MYŚLI DO EWANGELII NIEDZIELNEJ z dnia 31.12.2017r. (Łk 2, 22-40)

22 Gdy potem upłynęły dni ich oczyszczenia według Prawa Mojżeszowego, przynieśli Je do Jerozolimy, aby Je przedstawić Panu. 23 Tak bowiem jest napisane w Prawie Pańskim: Każde pierworodne dziecko płci męskiej będzie poświęcone Panu. 24 Mieli również złożyć w ofierze parę synogarlic albo dwa młode gołębie, zgodnie z przepisem Prawa Pańskiego.

25 A żył w Jerozolimie człowiek, imieniem Symeon. Był to człowiek prawy i pobożny, wyczekiwał pociechy Izraela, a Duch Święty spoczywał na nim. 26 Jemu Duch Święty objawił, że nie ujrzy śmierci, aż zobaczy Mesjasza Pańskiego. 27 Za natchnieniem więc Ducha przyszedł do świątyni. A gdy Rodzice wnosili Dzieciątko Jezus, aby postąpić z Nim według zwyczaju Prawa, 28 on wziął Je w objęcia, błogosławił Boga i mówił:
29 «Teraz, o Władco, pozwól odejść słudze Twemu w pokoju, według Twojego słowa.
30  Bo moje oczy ujrzały Twoje zbawienie,
31 któreś przygotował wobec wszystkich narodów:
32 światło na oświecenie pogan i chwałę ludu Twego, Izraela».

33 A Jego ojciec i Matka dziwili się temu, co o Nim mówiono. 34 Symeon zaś błogosławił Ich i rzekł do Maryi, Matki Jego: «Oto Ten przeznaczony jest na upadek i na powstanie wielu w Izraelu, i na znak, któremu sprzeciwiać się będą. 35 A Twoją duszę miecz przeniknie, aby na jaw wyszły zamysły serc wielu».

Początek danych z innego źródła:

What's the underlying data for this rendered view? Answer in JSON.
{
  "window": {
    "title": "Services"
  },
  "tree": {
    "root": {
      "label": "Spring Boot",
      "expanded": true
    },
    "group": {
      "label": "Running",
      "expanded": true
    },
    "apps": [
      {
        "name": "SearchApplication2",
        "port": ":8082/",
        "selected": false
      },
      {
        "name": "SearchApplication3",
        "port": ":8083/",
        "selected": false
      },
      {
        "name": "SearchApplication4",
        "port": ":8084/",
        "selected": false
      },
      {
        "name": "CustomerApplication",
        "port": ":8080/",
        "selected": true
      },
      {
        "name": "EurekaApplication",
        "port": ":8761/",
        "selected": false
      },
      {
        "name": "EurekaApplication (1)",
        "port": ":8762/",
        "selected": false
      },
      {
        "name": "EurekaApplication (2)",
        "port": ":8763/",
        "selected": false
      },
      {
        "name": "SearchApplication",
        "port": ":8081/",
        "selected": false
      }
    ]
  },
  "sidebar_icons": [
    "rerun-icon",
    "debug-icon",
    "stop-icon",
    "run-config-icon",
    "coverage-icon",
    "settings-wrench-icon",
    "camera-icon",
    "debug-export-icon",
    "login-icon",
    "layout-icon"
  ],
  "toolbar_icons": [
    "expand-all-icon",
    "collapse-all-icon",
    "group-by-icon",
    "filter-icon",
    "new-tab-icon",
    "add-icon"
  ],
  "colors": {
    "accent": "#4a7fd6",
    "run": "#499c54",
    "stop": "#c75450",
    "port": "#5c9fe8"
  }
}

36 Była tam również prorokini Anna, córka Fanuela z pokolenia Asera, bardzo podeszła w latach. Od swego panieństwa siedem lat żyła z mężem 37 i pozostała wdową. Liczyła już osiemdziesiąty czwarty rok życia. Nie rozstawała się ze świątynią, służąc Bogu w postach i modlitwach dniem i nocą. 38 Przyszedłszy w tej właśnie chwili, sławiła Boga i mówiła o Nim wszystkim, którzy oczekiwali wyzwolenia Jerozolimy.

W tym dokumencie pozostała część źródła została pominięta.